Overview
========

Welcome to SRFM, a package designed to manage satellite data and perform retrievals. It combines Python tooling with compiled Fortran extensions for radiative transfer.

Components
----------
This is a Python package that ships three external Fortran codes compiled via ``numpy.f2py``:

- **DISORT** — Radiative transfer solver (single and double precision) with minor tweaks to printing routines. See the `DISORT site <http://www.rtatmocn.com/disort/>`_.
- **RFM** — Reference Forward Model for gas absorption with small adjustments (6-digit filenames, Python wrappers). `RFM home <https://eodg.atm.ox.ac.uk/RFM/index.html>`_.
- **mie_ewp** — Mie scattering on particles; outputs extinction, single-scatter albedo, phase function, and Legendre expansion.

Installation
------------
``pip install srfm`` builds the Fortran extensions from source. Only sdists are published (no prebuilt wheels).

If installation fails, download the sdist and rebuild locally. Fortran compilation depends on ``numpy`` plus ``meson`` and ``ninja`` (installed automatically when missing).

Supported platforms and prerequisites
-------------------------------------
- CPython 3.10–3.13 on Linux and Windows.
- A Fortran compiler (``gfortran`` works cross-platform), Meson, and Ninja. Helper scripts bootstrap Meson/Ninja via ``pip`` if absent.

Building and packaging
----------------------
Linux / macOS quick start::

   make native          # compile the Fortran extensions
   make dist            # rebuild wheel + sdist under dist/
   make install         # install from the freshly built artifacts

Or run::

   python build_extensions.py      # builds Fortran extensions

Windows (PowerShell / cmd)::

   py tools/build_package.py native
   py tools/build_package.py dist
   py tools/build_package.py install

Optional arguments let you rebuild only certain components, e.g. ``COMPONENTS="mie disort_double"`` for ``make`` or ``--components mie disort_double`` for the Python helper. Compilation logs are stored in ``src/srfm/build.log`` and ``python clean_srfm.py`` removes compiled artifacts.
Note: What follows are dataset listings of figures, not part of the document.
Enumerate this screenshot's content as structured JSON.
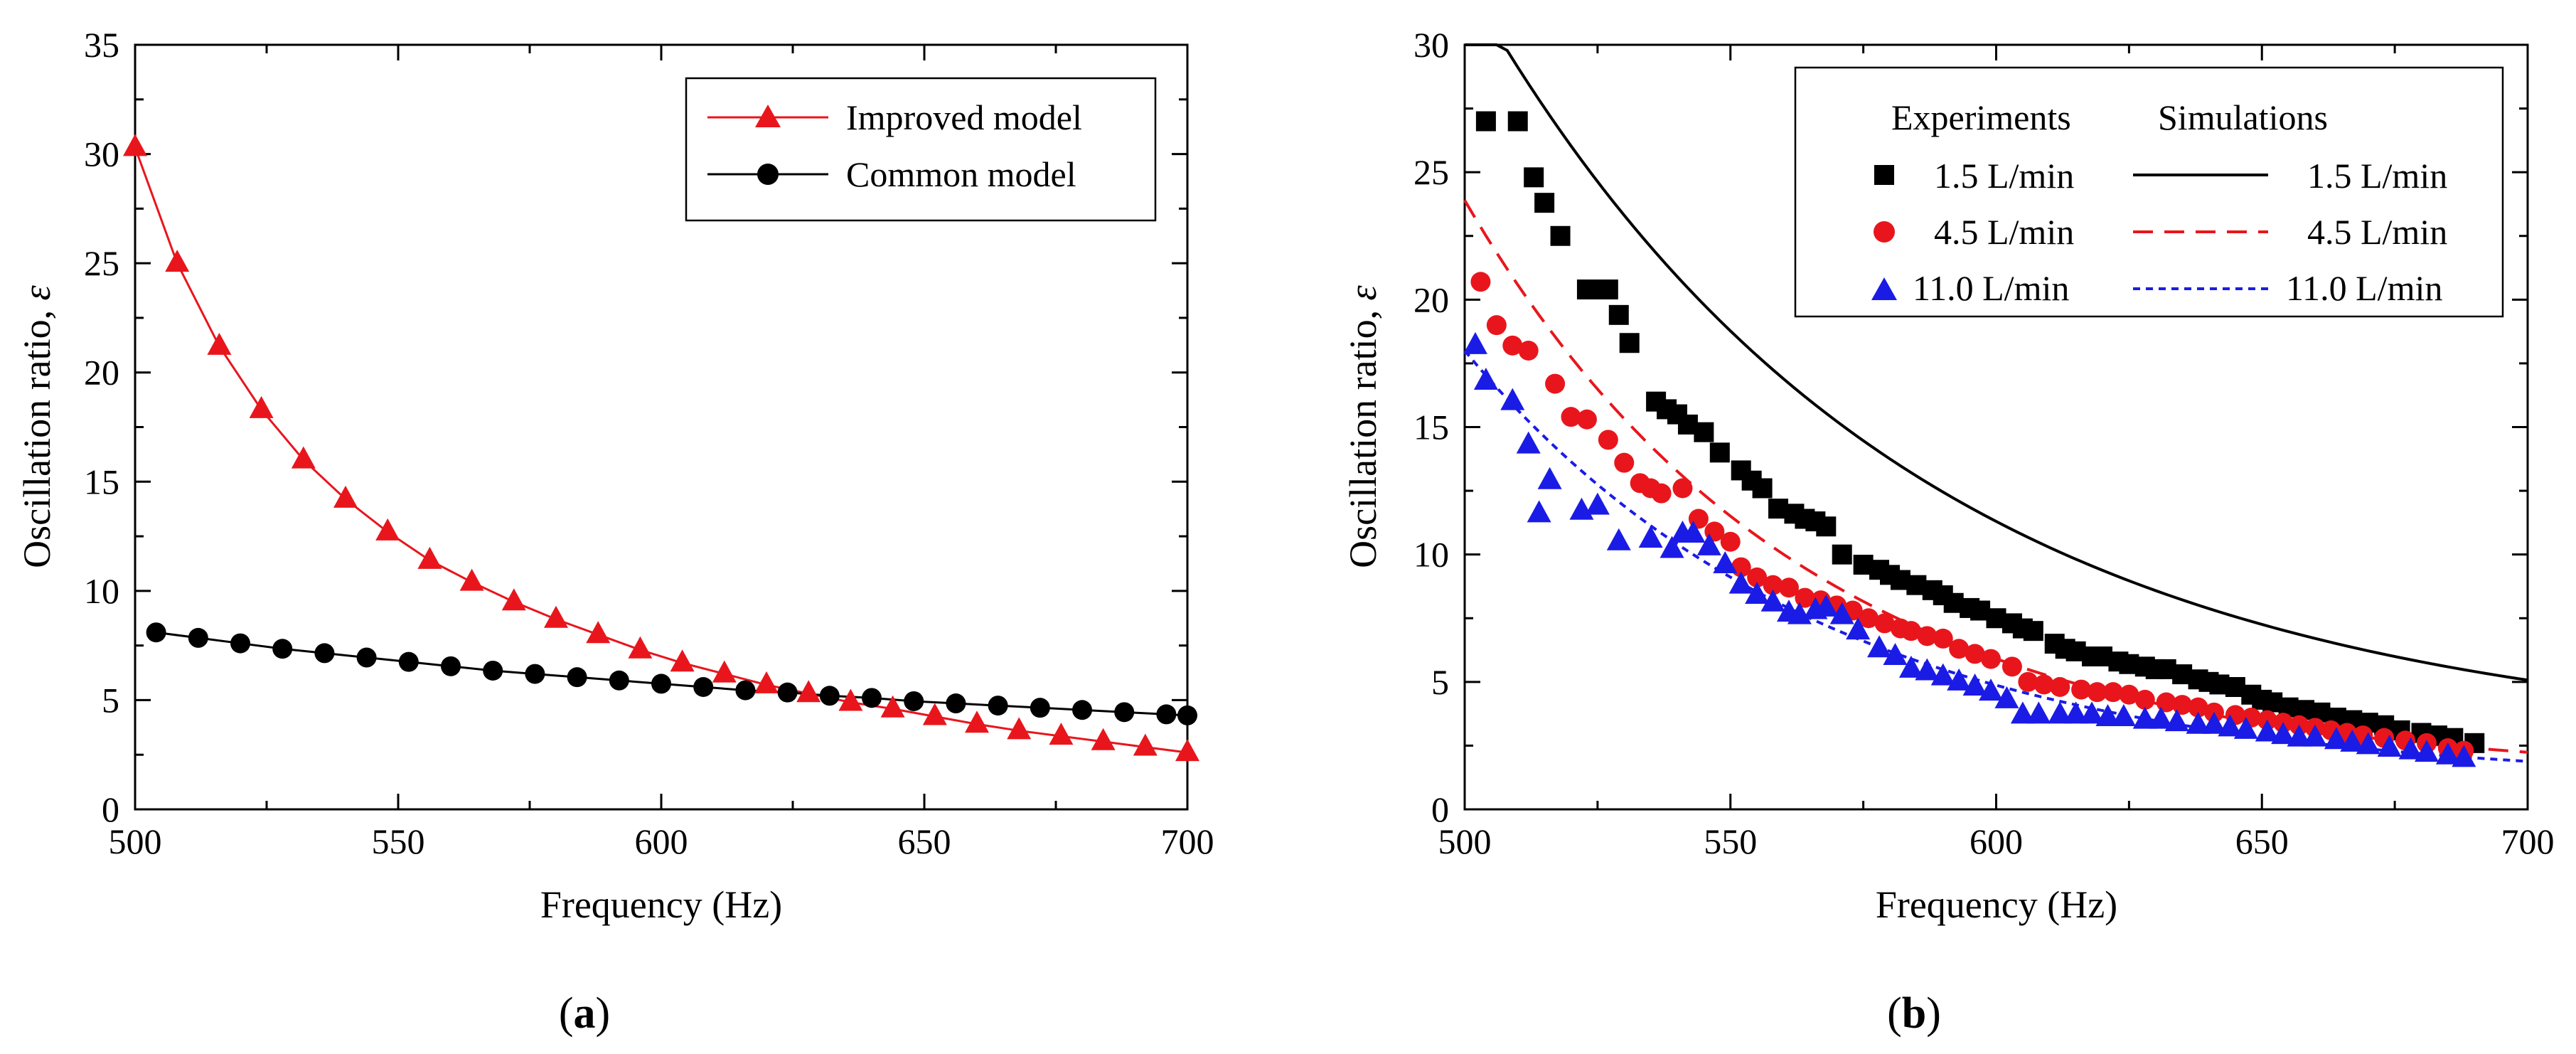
{
  "colors": {
    "red": "#e8161c",
    "black": "#000000",
    "blue": "#1b1be6"
  },
  "chart_data": [
    {
      "type": "line",
      "panel": "a",
      "caption_open": "(",
      "caption_letter": "a",
      "caption_close": ")",
      "xlabel": "Frequency (Hz)",
      "ylabel": "Oscillation ratio, ",
      "ylabel_symbol": "ε",
      "xlim": [
        500,
        700
      ],
      "ylim": [
        0,
        35
      ],
      "xticks": [
        500,
        550,
        600,
        650,
        700
      ],
      "yticks": [
        0,
        5,
        10,
        15,
        20,
        25,
        30,
        35
      ],
      "legend_position": "top-right",
      "series": [
        {
          "name": "Improved model",
          "color": "#e8161c",
          "marker": "triangle",
          "line": "solid",
          "x": [
            500,
            508,
            516,
            524,
            532,
            540,
            548,
            556,
            564,
            572,
            580,
            588,
            596,
            604,
            612,
            620,
            628,
            636,
            644,
            652,
            660,
            668,
            676,
            684,
            692,
            700
          ],
          "y": [
            30.3,
            25.0,
            21.2,
            18.3,
            16.0,
            14.2,
            12.7,
            11.4,
            10.4,
            9.5,
            8.7,
            8.0,
            7.3,
            6.7,
            6.2,
            5.7,
            5.3,
            4.9,
            4.6,
            4.25,
            3.9,
            3.6,
            3.35,
            3.1,
            2.85,
            2.6
          ]
        },
        {
          "name": "Common model",
          "color": "#000000",
          "marker": "circle",
          "line": "solid",
          "x": [
            504,
            512,
            520,
            528,
            536,
            544,
            552,
            560,
            568,
            576,
            584,
            592,
            600,
            608,
            616,
            624,
            632,
            640,
            648,
            656,
            664,
            672,
            680,
            688,
            696,
            700
          ],
          "y": [
            8.1,
            7.85,
            7.6,
            7.35,
            7.15,
            6.95,
            6.75,
            6.55,
            6.35,
            6.2,
            6.05,
            5.9,
            5.75,
            5.6,
            5.45,
            5.35,
            5.2,
            5.1,
            4.95,
            4.85,
            4.75,
            4.65,
            4.55,
            4.45,
            4.35,
            4.3
          ]
        }
      ]
    },
    {
      "type": "scatter",
      "panel": "b",
      "caption_open": "(",
      "caption_letter": "b",
      "caption_close": ")",
      "xlabel": "Frequency (Hz)",
      "ylabel": "Oscillation ratio, ",
      "ylabel_symbol": "ε",
      "xlim": [
        500,
        700
      ],
      "ylim": [
        0,
        30
      ],
      "xticks": [
        500,
        550,
        600,
        650,
        700
      ],
      "yticks": [
        0,
        5,
        10,
        15,
        20,
        25,
        30
      ],
      "legend_position": "top-right",
      "legend_heading_experiments": "Experiments",
      "legend_heading_simulations": "Simulations",
      "experiments": [
        {
          "name": "1.5 L/min",
          "color": "#000000",
          "marker": "square",
          "x": [
            504,
            510,
            513,
            515,
            518,
            523,
            525,
            527,
            529,
            531,
            536,
            538,
            540,
            542,
            545,
            548,
            552,
            554,
            556,
            559,
            562,
            564,
            566,
            568,
            571,
            575,
            578,
            580,
            582,
            585,
            588,
            590,
            592,
            595,
            597,
            600,
            603,
            605,
            607,
            611,
            613,
            615,
            618,
            620,
            623,
            625,
            628,
            630,
            632,
            635,
            638,
            640,
            642,
            645,
            648,
            650,
            652,
            655,
            658,
            661,
            664,
            667,
            670,
            673,
            676,
            680,
            683,
            686,
            690
          ],
          "y": [
            27.0,
            27.0,
            24.8,
            23.8,
            22.5,
            20.4,
            20.4,
            20.4,
            19.4,
            18.3,
            16.0,
            15.7,
            15.5,
            15.1,
            14.8,
            14.0,
            13.3,
            12.9,
            12.6,
            11.8,
            11.6,
            11.4,
            11.3,
            11.1,
            10.0,
            9.6,
            9.4,
            9.2,
            9.0,
            8.8,
            8.6,
            8.4,
            8.1,
            7.9,
            7.8,
            7.5,
            7.3,
            7.1,
            7.0,
            6.5,
            6.3,
            6.2,
            6.0,
            6.0,
            5.8,
            5.7,
            5.6,
            5.5,
            5.5,
            5.3,
            5.1,
            5.0,
            4.9,
            4.8,
            4.5,
            4.3,
            4.2,
            4.0,
            3.9,
            3.8,
            3.6,
            3.5,
            3.4,
            3.3,
            3.1,
            3.0,
            2.9,
            2.8,
            2.6
          ]
        },
        {
          "name": "4.5 L/min",
          "color": "#e8161c",
          "marker": "circle",
          "x": [
            503,
            506,
            509,
            512,
            517,
            520,
            523,
            527,
            530,
            533,
            535,
            537,
            541,
            544,
            547,
            550,
            552,
            555,
            558,
            561,
            564,
            567,
            570,
            573,
            576,
            579,
            582,
            584,
            587,
            590,
            593,
            596,
            599,
            603,
            606,
            609,
            612,
            616,
            619,
            622,
            625,
            628,
            632,
            635,
            638,
            641,
            645,
            648,
            651,
            654,
            657,
            660,
            663,
            666,
            669,
            673,
            677,
            681,
            685,
            688
          ],
          "y": [
            20.7,
            19.0,
            18.2,
            18.0,
            16.7,
            15.4,
            15.3,
            14.5,
            13.6,
            12.8,
            12.6,
            12.4,
            12.6,
            11.4,
            10.9,
            10.5,
            9.5,
            9.1,
            8.8,
            8.7,
            8.3,
            8.2,
            8.0,
            7.8,
            7.5,
            7.3,
            7.1,
            7.0,
            6.8,
            6.7,
            6.3,
            6.1,
            5.9,
            5.6,
            5.0,
            4.9,
            4.8,
            4.7,
            4.6,
            4.6,
            4.5,
            4.3,
            4.2,
            4.1,
            4.0,
            3.8,
            3.7,
            3.6,
            3.5,
            3.4,
            3.3,
            3.2,
            3.1,
            3.0,
            2.9,
            2.8,
            2.7,
            2.6,
            2.4,
            2.3
          ]
        },
        {
          "name": "11.0 L/min",
          "color": "#1b1be6",
          "marker": "triangle",
          "x": [
            502,
            504,
            509,
            512,
            514,
            516,
            522,
            525,
            529,
            535,
            539,
            541,
            543,
            546,
            549,
            552,
            555,
            558,
            561,
            563,
            566,
            568,
            571,
            574,
            578,
            581,
            584,
            587,
            590,
            593,
            596,
            599,
            602,
            605,
            608,
            612,
            615,
            618,
            621,
            624,
            628,
            631,
            634,
            638,
            641,
            644,
            647,
            651,
            654,
            657,
            660,
            664,
            667,
            670,
            674,
            678,
            681,
            685,
            688
          ],
          "y": [
            18.2,
            16.8,
            16.0,
            14.3,
            11.6,
            12.9,
            11.7,
            11.9,
            10.5,
            10.6,
            10.2,
            10.8,
            10.8,
            10.3,
            9.6,
            8.8,
            8.4,
            8.1,
            7.7,
            7.6,
            7.8,
            7.9,
            7.6,
            7.0,
            6.3,
            6.0,
            5.5,
            5.4,
            5.2,
            5.0,
            4.8,
            4.6,
            4.3,
            3.7,
            3.7,
            3.7,
            3.7,
            3.7,
            3.6,
            3.6,
            3.5,
            3.5,
            3.4,
            3.3,
            3.3,
            3.2,
            3.1,
            3.0,
            2.9,
            2.8,
            2.8,
            2.7,
            2.6,
            2.5,
            2.4,
            2.3,
            2.2,
            2.1,
            2.0
          ]
        }
      ],
      "simulations": [
        {
          "name": "1.5 L/min",
          "color": "#000000",
          "dash": "solid",
          "curve": {
            "a": 2.5,
            "b": 30.1,
            "k": 0.0123
          }
        },
        {
          "name": "4.5 L/min",
          "color": "#e8161c",
          "dash": "long",
          "curve": {
            "a": 1.3,
            "b": 22.6,
            "k": 0.0159
          }
        },
        {
          "name": "11.0 L/min",
          "color": "#1b1be6",
          "dash": "short",
          "curve": {
            "a": 1.0,
            "b": 17.0,
            "k": 0.0148
          }
        }
      ]
    }
  ]
}
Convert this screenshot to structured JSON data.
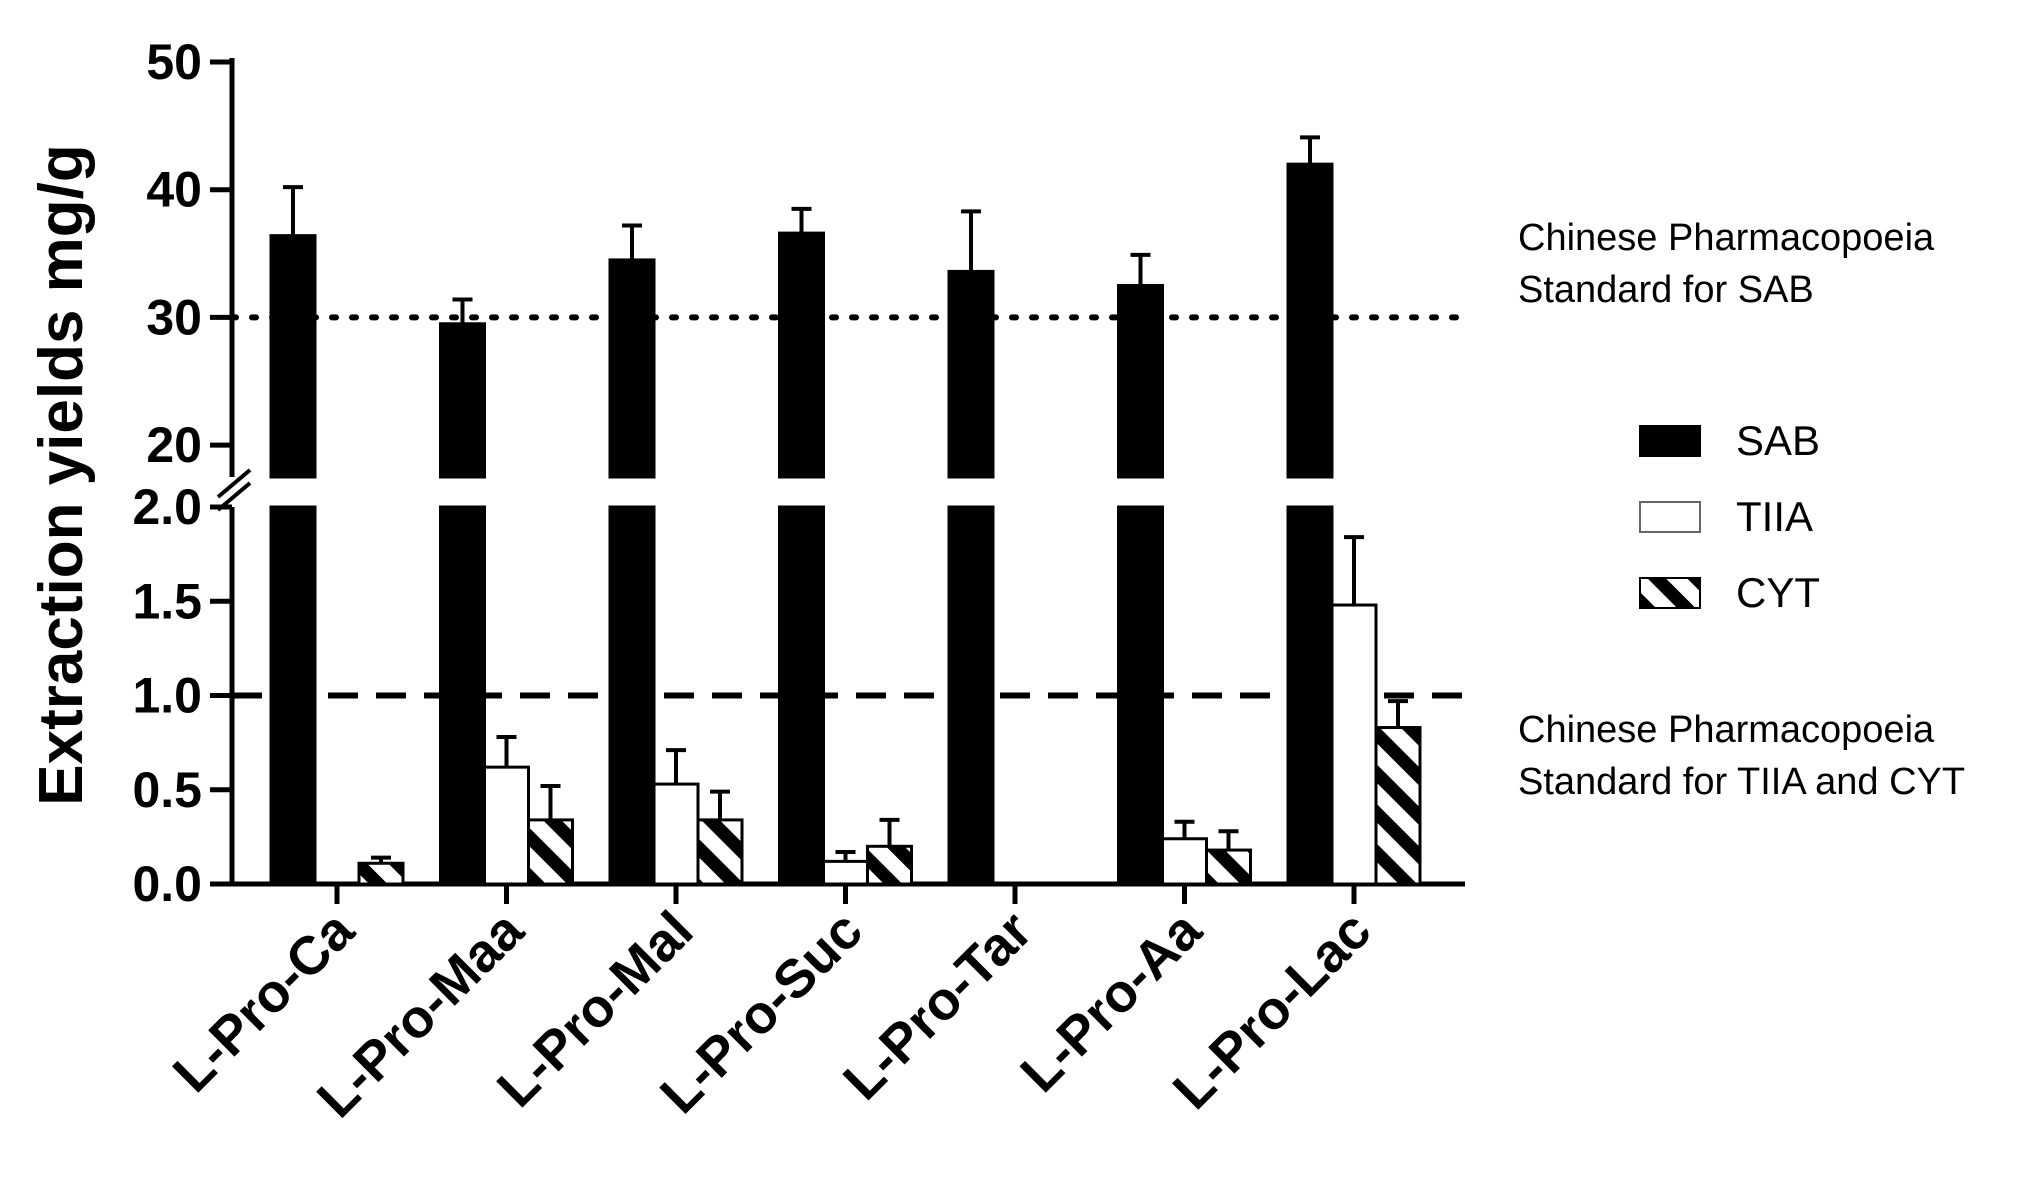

The ``.f2py_f2cmap`` file in ``src/srfm/RFM`` must remain in place to enforce correct types during f2py; deleting it will cause wrong precision and allocation errors.

Installing from dist/
---------------------
After building locally, install from ``dist/`` with::

   python -m pip install --no-index --find-links dist SRFM

The ``tools/install_from_dist.py`` wrapper runs the same command and bootstraps Meson/Ninja first.

Verification
------------
If installation succeeded, ``import srfm`` works. Failures often mean the Fortran extensions were not compiled correctly.

Usage
-----
To run the packaged example as a traditional radiative transfer model:

1. Install SRFM.
2. Obtain external dependencies (line parameters, cross sections) as needed.
3. Adjust paths in the driver table (output locations, external data, etc.).
4. Run ``run_srfm.py``.
5. Results are written to the paths you configured.

You can also import modules directly::

   from srfm import *
   import srfm

External dependencies
---------------------
Python runtime deps (installed automatically): ``numpy``, ``pandas``, ``scipy``, ``netCDF4``, ``matplotlib``, ``cartopy``, ``numba``, ``psutil``, ``mergedeep``.

Fortran build deps: ``gfortran``, ``meson``, ``ninja`` (Meson/Ninja auto-installed by helpers).

Domain data requirements:

- **Spectroscopy** — HITRAN line parameters (download separately and convert to binary with `hitbin <https://eodg.atm.ox.ac.uk/RFM/hitbin.html>`_). Cross sections may be used directly; specify paths in the driver table.
- **Refractive indices** — ARIA database is bundled (`ARIA <https://eodg.atm.ox.ac.uk/ARIA/>`_). Alternatives must keep the same format; specify in the driver table.

Documentation
-------------
Sphinx-generated docs are built from function docstrings. Use the navigation sidebar for API details.

References
----------
The package publication link will be added when available.